A lei opera em nós a morte. A luta da carne com o espírito
7 Que diremos, pois? É a lei pecado? De modo nenhum! Mas eu não conheci o pecado senão pela lei; porque eu não conheceria a concupiscência, se a lei não dissesse: Não cobiçarás. 8 Mas o pecado, tomando ocasião pelo mandamento, despertou em mim toda a concupiscência: porquanto, sem a lei, estava morto o pecado. 9 E eu, nalgum tempo, vivia sem lei, mas, vindo o mandamento, reviveu o pecado, e eu morri; 10 e o mandamento que era para vida, achei eu que me era para morte. 11 Porque o pecado, tomando ocasião pelo mandamento, me enganou e, por ele, me matou. 12 Assim, a lei é santa; e o mandamento, santo, justo e bom.

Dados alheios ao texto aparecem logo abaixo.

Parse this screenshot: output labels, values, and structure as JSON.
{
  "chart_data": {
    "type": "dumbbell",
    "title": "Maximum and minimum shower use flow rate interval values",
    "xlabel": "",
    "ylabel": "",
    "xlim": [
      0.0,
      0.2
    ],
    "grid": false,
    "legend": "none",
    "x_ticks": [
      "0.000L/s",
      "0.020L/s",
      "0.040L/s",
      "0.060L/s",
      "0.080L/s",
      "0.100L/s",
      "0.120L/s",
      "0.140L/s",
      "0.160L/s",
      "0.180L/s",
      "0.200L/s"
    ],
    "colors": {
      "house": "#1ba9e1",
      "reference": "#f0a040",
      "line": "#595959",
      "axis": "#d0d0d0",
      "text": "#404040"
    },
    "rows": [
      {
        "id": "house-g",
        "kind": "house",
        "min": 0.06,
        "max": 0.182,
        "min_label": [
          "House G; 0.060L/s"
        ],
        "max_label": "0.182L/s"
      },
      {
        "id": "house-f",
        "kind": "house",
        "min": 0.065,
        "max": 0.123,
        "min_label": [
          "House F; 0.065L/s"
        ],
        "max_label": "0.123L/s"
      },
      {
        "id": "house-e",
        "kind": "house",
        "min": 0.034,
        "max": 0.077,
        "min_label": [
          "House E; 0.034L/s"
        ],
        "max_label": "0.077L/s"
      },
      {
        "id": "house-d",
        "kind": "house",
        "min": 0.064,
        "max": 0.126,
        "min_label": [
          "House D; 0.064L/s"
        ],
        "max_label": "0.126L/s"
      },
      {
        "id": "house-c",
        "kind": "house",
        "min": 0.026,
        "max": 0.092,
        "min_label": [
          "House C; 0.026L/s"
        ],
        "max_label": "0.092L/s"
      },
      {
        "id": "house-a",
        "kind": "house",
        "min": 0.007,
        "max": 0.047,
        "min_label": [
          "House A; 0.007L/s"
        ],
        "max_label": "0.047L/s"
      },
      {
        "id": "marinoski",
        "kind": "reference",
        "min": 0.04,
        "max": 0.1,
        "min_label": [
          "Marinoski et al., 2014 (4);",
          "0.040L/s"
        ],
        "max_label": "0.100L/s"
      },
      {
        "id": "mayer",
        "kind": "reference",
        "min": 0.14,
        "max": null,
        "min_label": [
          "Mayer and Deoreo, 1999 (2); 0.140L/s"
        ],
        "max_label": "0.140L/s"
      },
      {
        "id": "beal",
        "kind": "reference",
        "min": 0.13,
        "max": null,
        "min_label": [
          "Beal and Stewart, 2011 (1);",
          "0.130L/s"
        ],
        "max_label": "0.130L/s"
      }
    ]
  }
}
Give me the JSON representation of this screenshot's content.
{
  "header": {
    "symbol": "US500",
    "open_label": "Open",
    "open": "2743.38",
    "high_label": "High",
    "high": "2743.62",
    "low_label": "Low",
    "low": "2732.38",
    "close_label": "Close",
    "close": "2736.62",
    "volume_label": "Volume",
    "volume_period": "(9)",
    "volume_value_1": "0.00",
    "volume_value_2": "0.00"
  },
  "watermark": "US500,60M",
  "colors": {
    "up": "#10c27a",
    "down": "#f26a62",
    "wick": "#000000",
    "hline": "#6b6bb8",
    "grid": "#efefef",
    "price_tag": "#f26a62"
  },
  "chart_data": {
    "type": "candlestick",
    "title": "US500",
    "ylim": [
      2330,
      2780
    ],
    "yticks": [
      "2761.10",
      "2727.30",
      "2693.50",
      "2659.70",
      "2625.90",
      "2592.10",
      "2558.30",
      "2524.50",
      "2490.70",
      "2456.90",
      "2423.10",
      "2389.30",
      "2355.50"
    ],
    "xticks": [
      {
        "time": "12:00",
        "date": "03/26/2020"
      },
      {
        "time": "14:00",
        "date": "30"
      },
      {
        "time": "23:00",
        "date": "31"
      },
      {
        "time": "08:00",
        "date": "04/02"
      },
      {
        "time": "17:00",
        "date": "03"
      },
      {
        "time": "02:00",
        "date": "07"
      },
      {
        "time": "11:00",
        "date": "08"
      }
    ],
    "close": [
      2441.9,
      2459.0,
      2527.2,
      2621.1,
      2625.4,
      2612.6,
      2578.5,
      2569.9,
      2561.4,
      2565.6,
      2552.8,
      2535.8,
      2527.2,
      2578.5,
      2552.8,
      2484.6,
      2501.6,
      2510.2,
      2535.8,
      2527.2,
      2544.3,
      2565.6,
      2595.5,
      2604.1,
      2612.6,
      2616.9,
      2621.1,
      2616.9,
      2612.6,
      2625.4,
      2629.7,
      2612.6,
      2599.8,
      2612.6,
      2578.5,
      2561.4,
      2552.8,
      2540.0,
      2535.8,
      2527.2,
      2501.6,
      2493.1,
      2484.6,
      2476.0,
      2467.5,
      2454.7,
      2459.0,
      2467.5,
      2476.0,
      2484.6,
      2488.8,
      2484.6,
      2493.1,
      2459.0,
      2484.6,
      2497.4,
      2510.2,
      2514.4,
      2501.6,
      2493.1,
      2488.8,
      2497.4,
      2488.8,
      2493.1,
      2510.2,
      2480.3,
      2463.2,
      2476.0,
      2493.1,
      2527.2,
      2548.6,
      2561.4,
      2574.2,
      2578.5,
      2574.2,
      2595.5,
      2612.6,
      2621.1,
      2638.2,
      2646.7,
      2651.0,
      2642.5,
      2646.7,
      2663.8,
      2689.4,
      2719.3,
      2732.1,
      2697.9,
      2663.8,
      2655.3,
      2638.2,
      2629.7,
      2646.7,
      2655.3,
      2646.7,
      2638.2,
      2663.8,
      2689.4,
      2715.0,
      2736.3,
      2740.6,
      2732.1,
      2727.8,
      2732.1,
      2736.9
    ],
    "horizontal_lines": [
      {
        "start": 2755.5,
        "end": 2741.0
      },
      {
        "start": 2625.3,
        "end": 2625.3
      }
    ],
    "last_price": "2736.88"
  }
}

13 Logo, tornou-se-me o bom em morte? De modo nenhum! Mas o pecado, para que se mostrasse pecado, operou em mim a morte pelo bem, a fim de que pelo mandamento o pecado se fizesse excessivamente maligno.
A Lei só apresenta obrigações que mostram que, se falharmos, sofreremos as consequências. Então, a lei em si mesma não é pecado, mas ela apresenta a condenação do pecado. Se não respeitarmos as leis do trânsito, seremos penalizados. O mesmo se passa com qualquer outra lei. Mas em Cristo nós temos o perdão, pois toda a condenação que era contra nós Ele já pagou com o Seu sacrifício na Cruz. A lei a que agora devemos estar sujeitos é a Lei de Cristo, que se resume em dois pontos: amar a Deus acima de tudo e ao próximo como a nós mesmos.